As noted earlier, ECS are a cornerstone of PTS management, although their use is based primarily on extrapolation from experiences of patients with primary CVI. An initial therapeutic trial of 20 to 30 mm Hg knee-length ECS can be followed by stronger pressure (30-40 or 40-50 mm Hg) stockings if lower-pressure stockings are ineffective. For patients with severe symptoms unresponsive to ECS, a trial of a venous-return assist device (such as Venowave) is recommended. Intermittent pneumatic compression is also an option for patients with moderate to severe symptoms.

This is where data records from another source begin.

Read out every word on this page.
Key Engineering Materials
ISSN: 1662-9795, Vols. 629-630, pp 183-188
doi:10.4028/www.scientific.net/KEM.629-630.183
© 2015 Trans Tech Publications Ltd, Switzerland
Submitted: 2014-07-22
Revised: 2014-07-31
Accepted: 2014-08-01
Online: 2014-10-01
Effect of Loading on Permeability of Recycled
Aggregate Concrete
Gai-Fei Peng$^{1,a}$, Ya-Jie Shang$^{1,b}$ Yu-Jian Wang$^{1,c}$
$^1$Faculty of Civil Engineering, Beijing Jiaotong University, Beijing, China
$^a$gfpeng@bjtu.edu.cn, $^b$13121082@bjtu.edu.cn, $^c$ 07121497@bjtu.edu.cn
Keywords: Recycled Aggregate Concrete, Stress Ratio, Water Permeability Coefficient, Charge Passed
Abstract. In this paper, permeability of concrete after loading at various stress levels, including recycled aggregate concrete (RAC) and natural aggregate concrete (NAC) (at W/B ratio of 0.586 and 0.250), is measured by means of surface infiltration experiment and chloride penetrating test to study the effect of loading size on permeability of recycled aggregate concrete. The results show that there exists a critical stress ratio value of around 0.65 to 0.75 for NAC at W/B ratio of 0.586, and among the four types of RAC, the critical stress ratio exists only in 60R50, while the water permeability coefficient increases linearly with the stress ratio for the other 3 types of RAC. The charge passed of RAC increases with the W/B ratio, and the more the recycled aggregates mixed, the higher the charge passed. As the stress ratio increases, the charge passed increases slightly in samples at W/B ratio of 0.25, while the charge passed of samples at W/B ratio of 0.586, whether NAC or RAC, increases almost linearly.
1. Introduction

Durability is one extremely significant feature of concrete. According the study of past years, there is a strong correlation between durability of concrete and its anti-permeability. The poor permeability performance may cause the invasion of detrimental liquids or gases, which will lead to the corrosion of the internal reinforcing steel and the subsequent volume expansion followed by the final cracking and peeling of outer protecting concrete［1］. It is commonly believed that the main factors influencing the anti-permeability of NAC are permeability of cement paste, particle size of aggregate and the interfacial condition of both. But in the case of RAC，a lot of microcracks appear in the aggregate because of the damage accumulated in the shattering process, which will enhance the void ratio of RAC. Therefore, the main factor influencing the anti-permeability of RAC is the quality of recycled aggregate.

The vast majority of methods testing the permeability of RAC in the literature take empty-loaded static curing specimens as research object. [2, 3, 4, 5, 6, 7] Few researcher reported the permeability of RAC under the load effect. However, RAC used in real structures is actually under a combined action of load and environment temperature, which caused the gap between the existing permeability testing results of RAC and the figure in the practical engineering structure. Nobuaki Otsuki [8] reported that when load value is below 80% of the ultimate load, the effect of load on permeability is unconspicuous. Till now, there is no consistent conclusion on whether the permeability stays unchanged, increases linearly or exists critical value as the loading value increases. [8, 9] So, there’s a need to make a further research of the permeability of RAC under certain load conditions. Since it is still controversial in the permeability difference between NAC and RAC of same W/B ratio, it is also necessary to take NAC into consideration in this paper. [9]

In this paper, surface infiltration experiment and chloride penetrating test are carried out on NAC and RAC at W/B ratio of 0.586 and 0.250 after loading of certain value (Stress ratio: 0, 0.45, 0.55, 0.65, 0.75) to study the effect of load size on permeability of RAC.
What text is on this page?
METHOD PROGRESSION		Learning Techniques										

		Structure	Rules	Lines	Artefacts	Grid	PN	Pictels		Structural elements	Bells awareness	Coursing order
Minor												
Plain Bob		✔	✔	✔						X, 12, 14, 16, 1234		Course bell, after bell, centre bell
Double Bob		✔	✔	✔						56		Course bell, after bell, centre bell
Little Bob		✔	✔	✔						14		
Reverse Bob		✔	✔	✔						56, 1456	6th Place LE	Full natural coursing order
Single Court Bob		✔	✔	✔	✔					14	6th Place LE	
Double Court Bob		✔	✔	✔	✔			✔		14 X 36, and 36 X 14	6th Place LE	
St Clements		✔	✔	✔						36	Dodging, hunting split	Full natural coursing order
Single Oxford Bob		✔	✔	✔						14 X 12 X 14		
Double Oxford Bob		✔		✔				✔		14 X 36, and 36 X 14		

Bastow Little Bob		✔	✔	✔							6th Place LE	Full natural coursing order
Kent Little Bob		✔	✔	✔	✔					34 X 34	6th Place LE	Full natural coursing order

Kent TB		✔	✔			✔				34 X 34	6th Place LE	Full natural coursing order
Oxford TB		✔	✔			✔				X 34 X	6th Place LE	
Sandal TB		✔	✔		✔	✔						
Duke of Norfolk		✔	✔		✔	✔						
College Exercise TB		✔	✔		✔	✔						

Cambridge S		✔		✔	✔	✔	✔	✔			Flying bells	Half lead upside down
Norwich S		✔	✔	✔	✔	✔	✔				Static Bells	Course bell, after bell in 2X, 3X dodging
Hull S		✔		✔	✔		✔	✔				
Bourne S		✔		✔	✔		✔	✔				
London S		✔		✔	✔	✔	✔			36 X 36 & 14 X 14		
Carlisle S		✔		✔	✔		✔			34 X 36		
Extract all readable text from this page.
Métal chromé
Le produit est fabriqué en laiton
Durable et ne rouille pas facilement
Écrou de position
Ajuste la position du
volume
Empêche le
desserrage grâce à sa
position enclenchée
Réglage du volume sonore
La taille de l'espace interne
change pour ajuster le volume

Venoactive drugs that have been considered for the treatment of PTS include rutosides, defibrotide, and hidrosmin. However, a meta-analysis evaluating the effectiveness of these drugs for PTS found low-quality evidence to support their use. Further, there is no evidence that use of diuretics is effective for the treatment of PTS-related edema.

Venous ulcer management

Patients who develop severe PTS and venous leg ulcers should be managed by a multidisciplinary team including an internist, dermatologist, vascular surgeon, and wound-care nurse. PTS-related ulcers typically are treated with compression therapy; leg elevation; topical dressings; and pentoxifylline, a pharmacologic agent considered to improve tissue blood flow and oxygen delivery. For recurrent ulcers or those that are refractory to therapy, surgery or endovascular procedures should be considered.

Endovascular and surgical options

If conservative management fails to improve symptoms, endovascular or surgical treatments (such as stent placement for chronic iliac vein obstruction or venous bypass surgery) can be considered for symptom relief in select patients with severe PTS. However, the lack of good-quality evidence prevents robust recommendations regarding these procedures.

Research Needs

PTS is known to be a frequent complication of DVT, yet there are several gaps in our understanding of the prevention and management of PTS. An improved understanding of the pathophysiology of PTS, for example, would help researchers identify future therapeutic targets. Validated clinical prediction rules to predict PTS risk would allow us to more accurately select patients for preventive treatment.